How does Atterbery (1980) define Fantasy? Find at least five definitions.
Attebery looks
at others definitions of fantasy but ultimately sums it up as
“The single condition, that a story treat an impossibility
as if it were true” (Attebery, 1980)
Other definitions:
W.R. Irwin “an
overt violation of what is generally accepted as possibility... Whatever the
material, extravagant or seemingly commonplace, a narrative is a fantasy if it
presents the persuasive establishment and development of an impossibility, an
arbitrary construct of the mind with all under the control of logic and
rhetoric”. (Irwin as cited by Attebery, 1980)
J. R. R. Tolkien
“founded upon the hard recognition that things are so in the world as it
appears under the sun; on a recognition of fact but not a slavery to it”.

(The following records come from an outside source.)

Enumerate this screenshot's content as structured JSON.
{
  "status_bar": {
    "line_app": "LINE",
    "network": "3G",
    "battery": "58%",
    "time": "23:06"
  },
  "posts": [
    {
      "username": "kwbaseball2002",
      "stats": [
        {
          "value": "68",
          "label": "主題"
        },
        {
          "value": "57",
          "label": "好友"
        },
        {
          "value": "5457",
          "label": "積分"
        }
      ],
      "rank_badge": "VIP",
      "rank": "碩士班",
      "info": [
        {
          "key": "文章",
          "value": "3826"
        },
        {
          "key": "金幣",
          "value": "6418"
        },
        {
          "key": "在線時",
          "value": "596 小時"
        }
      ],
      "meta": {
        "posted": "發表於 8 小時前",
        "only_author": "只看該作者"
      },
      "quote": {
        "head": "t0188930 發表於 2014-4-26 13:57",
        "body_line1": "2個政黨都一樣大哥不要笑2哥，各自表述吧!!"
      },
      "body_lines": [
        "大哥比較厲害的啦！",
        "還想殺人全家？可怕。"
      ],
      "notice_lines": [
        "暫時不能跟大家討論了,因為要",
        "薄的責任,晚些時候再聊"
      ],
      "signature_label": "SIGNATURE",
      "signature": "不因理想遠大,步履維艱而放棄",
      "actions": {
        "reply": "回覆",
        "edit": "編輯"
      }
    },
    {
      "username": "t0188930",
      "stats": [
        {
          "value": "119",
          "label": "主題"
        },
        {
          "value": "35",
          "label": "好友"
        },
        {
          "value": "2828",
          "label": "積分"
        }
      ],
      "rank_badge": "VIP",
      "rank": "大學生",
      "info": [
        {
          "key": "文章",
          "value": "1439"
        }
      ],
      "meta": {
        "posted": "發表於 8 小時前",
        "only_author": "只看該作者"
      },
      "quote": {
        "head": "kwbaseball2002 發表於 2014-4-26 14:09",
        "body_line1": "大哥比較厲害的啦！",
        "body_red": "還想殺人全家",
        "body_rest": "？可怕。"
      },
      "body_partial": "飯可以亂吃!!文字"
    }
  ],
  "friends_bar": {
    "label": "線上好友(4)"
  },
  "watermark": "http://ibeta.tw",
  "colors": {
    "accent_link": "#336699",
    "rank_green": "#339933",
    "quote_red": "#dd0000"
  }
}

(Tolkien as cited by Attebery, 1980)
Any narrative
which includes as a significant part of its make-up some violation of what the
author clearly believes to be natural law. (Attebery, 1980)
Tzvetan Todorov “The
fantastic... That hesitation experienced by a person who knows the laws of
nature, confronting an apparently supernatural event” (Todorov as cited by Attebery,
1980)
References
Attebery, B.
(1980). The Fantasy of Tradition in
American Literature: From Irving to Le Guin. Bloomington: Indiana
University Press.
Good Alex, shows a clear understanding of the secondary text. Would you add anything of your own to these definition? For example, do all fantasies involve a quest?